[Date Prev][Date Next][Thread Prev][Thread Next][Date Index][Thread Index]

Re: Multiple stream operator watermark handling

On Thu, May 24, 2018 at 7:26 AM, Piotr Nowojski <piotr@xxxxxxxxxxxxxxxxx> wrote:
From top of my head I can imagine two solutions:

1. Override the default behaviour of the operator via for example org.apache.flink.streaming.api.datastream.ConnectedStreams#transform

That seems the safer, but more complicated path.

2. Can you set control stream’s watermark to Watermark#MAX_WATERMARK or maybe Watermark#MAX_WATERMARK - 1 ?

That seems simpler, put potentially perilous if at some point in the future there was some use to control stream watermarks.  Also, would it work if there are no messages in the control stream?  Wouldn't that mean no watermark would be emitted, even if they were hardcoded to Long.MAX_VALUE? In which case, the operator default for the stream would be used, which would still be Long.MIN_VALUE.

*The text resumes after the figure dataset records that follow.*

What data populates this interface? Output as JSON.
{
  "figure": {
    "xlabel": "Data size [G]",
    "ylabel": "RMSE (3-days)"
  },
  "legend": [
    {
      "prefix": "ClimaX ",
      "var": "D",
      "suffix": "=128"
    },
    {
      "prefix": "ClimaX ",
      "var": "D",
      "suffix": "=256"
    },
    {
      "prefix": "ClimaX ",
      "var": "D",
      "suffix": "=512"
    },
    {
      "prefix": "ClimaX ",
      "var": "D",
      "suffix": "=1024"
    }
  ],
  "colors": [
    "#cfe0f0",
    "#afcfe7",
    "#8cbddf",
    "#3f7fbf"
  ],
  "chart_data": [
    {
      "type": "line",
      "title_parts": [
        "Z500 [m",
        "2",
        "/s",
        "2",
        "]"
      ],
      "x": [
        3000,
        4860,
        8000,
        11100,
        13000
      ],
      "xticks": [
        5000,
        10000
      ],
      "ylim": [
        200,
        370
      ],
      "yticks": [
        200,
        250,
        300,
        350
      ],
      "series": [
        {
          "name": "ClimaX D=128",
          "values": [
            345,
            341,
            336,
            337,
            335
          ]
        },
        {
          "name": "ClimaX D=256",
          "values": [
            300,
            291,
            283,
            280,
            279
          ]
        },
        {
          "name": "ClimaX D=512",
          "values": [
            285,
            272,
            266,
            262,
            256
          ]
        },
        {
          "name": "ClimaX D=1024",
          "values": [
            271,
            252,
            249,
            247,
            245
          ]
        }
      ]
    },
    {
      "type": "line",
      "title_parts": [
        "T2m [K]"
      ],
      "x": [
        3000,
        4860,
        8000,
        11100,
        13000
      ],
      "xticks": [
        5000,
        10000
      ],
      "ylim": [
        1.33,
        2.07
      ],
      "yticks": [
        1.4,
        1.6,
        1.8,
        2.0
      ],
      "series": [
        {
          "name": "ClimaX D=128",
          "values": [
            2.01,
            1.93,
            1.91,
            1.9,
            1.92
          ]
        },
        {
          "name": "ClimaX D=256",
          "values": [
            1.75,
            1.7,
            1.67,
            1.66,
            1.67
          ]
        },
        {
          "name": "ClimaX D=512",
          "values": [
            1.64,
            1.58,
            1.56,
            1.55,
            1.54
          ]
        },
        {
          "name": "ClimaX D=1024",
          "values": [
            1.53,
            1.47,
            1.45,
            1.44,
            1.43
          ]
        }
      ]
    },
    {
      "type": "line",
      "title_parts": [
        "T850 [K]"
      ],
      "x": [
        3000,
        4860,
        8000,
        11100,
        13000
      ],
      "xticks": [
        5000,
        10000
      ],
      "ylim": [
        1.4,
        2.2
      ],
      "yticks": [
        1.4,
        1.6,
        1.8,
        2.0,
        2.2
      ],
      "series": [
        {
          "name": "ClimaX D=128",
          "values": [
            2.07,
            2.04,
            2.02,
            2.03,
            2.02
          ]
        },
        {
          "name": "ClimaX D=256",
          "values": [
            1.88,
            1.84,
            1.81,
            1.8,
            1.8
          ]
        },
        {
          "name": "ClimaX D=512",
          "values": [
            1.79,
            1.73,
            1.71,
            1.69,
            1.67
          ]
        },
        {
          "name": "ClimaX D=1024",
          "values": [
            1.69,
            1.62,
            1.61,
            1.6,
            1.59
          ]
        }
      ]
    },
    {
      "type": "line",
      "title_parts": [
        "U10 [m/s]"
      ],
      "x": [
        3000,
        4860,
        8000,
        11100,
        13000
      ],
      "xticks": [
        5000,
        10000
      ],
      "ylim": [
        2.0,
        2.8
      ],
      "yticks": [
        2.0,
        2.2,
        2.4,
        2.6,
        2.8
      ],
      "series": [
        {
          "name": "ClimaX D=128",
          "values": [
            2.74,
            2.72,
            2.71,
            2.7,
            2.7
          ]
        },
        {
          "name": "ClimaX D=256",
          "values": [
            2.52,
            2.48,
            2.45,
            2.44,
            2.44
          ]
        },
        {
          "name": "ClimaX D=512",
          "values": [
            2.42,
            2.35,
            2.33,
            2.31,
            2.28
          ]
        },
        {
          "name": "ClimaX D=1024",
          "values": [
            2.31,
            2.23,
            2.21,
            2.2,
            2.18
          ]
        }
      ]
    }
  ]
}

BTW, this reminds me of an issue I've mentioned previously, the documentation is lacking on a description of how watermarks are processed by operators.  E.g. when does a window emit watermarks?  what watermarks does it emit?  That seems like a rather large omission, as one of the main features of Flink is event time processing, which puts watermarks almost on equal footing to data and data operations.  Just as the docs describe how data is process, merged, etc, the same should be true for watermarks.